Na histérica a característica do desejo (portanto da falta) é a insatisfação. Propõe-se como o desejo do Outro, na expectativa de ser ressarcida da falta. Apresenta queixas e demandas para as quais nenhuma oferta de solução é satisfatória, de forma que, com isso, evidencia ao Outro sua falta e incompletude. Assim, encarna a própria falta. Está em haver, alguém lhe deve. Evidenciar isso é sua ‘recompensa’, seu gozo e a forma de não reconhecer a falta como falta, mas como injustiça que precisa ser reparada pelo Outro.
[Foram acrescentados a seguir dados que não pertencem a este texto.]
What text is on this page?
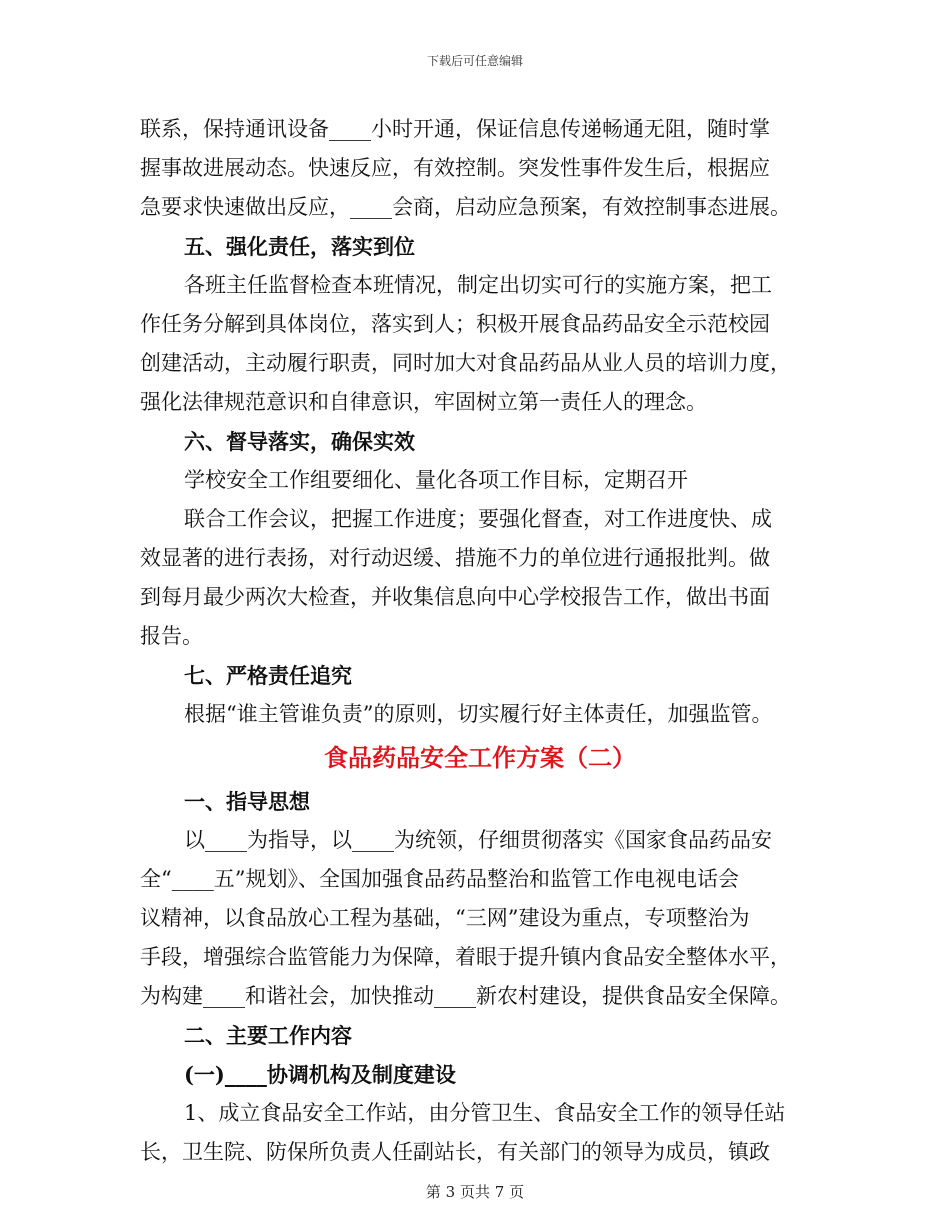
下载后可任意编辑
联系，保持通讯设备____小时开通，保证信息传递畅通无阻，随时掌
握事故进展动态。快速反应，有效控制。突发性事件发生后，根据应
急要求快速做出反应，____会商，启动应急预案，有效控制事态进展。
五、强化责任，落实到位
各班主任监督检查本班情况，制定出切实可行的实施方案，把工
作任务分解到具体岗位，落实到人；积极开展食品药品安全示范校园
创建活动，主动履行职责，同时加大对食品药品从业人员的培训力度，
强化法律规范意识和自律意识，牢固树立第一责任人的理念。
六、督导落实，确保实效
学校安全工作组要细化、量化各项工作目标，定期召开
联合工作会议，把握工作进度；要强化督查，对工作进度快、成
效显著的进行表扬，对行动迟缓、措施不力的单位进行通报批判。做
到每月最少两次大检查，并收集信息向中心学校报告工作，做出书面
报告。
七、严格责任追究
根据“谁主管谁负责”的原则，切实履行好主体责任，加强监管。
食品药品安全工作方案（二）
一、指导思想
以____为指导，以____为统领，仔细贯彻落实《国家食品药品安
全“____五”规划》、全国加强食品药品整治和监管工作电视电话会
议精神，以食品放心工程为基础，“三网”建设为重点，专项整治为
手段，增强综合监管能力为保障，着眼于提升镇内食品安全整体水平，
为构建____和谐社会，加快推动____新农村建设，提供食品安全保障。
二、主要工作内容
(一)____协调机构及制度建设
1、成立食品安全工作站，由分管卫生、食品安全工作的领导任站
长，卫生院、防保所负责人任副站长，有关部门的领导为成员，镇政
第 3 页共 7 页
É a melhor expressão do sujeito dividido ($). Está sempre à procura de um Senhor. Assim afirma MAURANO:
A feminilidade aparece para a histérica como um sacrifício que exige que ela se ofereça como dádiva ao desejo do Outro consagrado. Isso é a fonte da idéia de possessão por um desejo totalizante no apelo a um ‘a mais’ de gozo suficiente para abolir toda e qualquer fronteira em relação à alteridade. Um gozo que sobrepujasse o sexual, o seccionado, o partido.116
O que a histérica deseja é o restabelecimento de um gozo sem limites, como foi quando criança.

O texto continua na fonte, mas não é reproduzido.